California Legislature amends pro-worker law after influx of requests for exemption
On August 18 last year, the California Governor signed Assembly Bill N0.5 (AB5) into law. This law essentially limits an employer’s ability to classify workers as independent contractors by restricting the guidelines used to determine who can be labeled as an independent contractor. With a few exemptions, anyone not able to meet specified guidelines is expected to receive the same benefits and protections as a regular employee.
When the law was passed, it was championed as a victory for the working people. However, the law started squeezing the same people it was meant to help. I previously wrote about Vox Media, which after championing the law, announced it was going to cut jobs. Other individuals who wished to work independently also worried that being classified as employees would mean losing scheduling flexibility.

A year later, new amendments were added to the list of exempted professions
More than a year later since the law was passed, it is easy to see that it has failed to achieve its intended purposes. But instead of admitting this policy failure, legislators have made numerous amendments, providing exemptions to professions that have called for them.
According to Mintz, California has had to develop a less restrictive test for employees and contractors to assess their exemption eligibility.
California has amended its independent contractor law to make more jobs and professions exempt from the “ABC” test that AB 5 codified last year. Governor Newsom signed the amendment into law on September 4, 2020. It becomes effective immediately.
AB 2257 modifies and expands the list of professions exempt from the “ABC” test to include additional occupations and industry areas. These changes primarily impact freelance writers, musicians, film support crews and visual artists, making it easier for companies to classify them as independent contractors.
With these amendments, roughly 75 professions or types of businesses are now exempt from the independent contracting test set out in AB 5, meaning employers are able to use the common law Borello test instead of the more restrictive “ABC” test to assess whether the workers are employees or independent contractors.
Judging policy by intentions instead of results
Whether lawmakers did not foresee these negative consequences or decided to overlook them for the greater good, is hard to say. But this was predictable. Raising costs for contractors was bound to lower employment and freelancing.
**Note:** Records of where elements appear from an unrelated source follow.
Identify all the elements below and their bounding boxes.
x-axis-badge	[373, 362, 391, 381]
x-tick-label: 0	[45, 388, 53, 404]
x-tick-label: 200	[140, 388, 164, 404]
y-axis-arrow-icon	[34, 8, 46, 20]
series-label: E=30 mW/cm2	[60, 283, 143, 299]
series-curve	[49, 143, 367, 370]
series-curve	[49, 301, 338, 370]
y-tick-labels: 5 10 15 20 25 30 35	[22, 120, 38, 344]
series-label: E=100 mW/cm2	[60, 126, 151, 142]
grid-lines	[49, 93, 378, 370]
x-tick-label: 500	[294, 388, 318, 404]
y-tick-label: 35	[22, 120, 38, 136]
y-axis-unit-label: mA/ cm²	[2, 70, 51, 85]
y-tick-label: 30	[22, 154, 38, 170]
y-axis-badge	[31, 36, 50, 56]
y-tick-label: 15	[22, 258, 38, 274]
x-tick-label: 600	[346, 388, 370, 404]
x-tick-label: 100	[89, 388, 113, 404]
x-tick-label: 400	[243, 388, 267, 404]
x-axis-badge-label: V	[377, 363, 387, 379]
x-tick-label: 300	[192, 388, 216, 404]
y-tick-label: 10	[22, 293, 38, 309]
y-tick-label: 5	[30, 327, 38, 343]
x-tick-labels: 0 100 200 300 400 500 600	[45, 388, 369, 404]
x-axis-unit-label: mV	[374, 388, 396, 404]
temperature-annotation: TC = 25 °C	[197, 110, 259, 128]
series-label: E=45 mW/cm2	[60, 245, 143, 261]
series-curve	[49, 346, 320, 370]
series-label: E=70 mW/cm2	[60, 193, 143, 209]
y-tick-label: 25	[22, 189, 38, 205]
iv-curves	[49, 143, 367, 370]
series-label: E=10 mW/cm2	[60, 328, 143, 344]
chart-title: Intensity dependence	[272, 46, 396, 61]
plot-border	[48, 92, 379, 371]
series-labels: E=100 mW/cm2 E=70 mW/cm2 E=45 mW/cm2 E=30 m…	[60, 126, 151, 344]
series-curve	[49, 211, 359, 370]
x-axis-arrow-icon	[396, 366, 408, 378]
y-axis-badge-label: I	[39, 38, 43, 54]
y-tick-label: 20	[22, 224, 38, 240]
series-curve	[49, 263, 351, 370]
So many professions like truckers realize this and are asking for exemptions to save their livelihoods. The Recording Academy, which had a big role in amending the law to exempt music makers from the bill also knew the unintended effects that the bill would have on workers in that industry.
What we have here is a classic example of progressive policy coming to terms with economic reality. A policy intended to help people does not always achieve its intended purpose. However, like most policymakers, instead of repealing a law that does not work, the California legislature would rather add dozens of arbitrarily decided amendments, adding to its list of exempted professions, while still expecting other employers to observe those very same burdensome laws.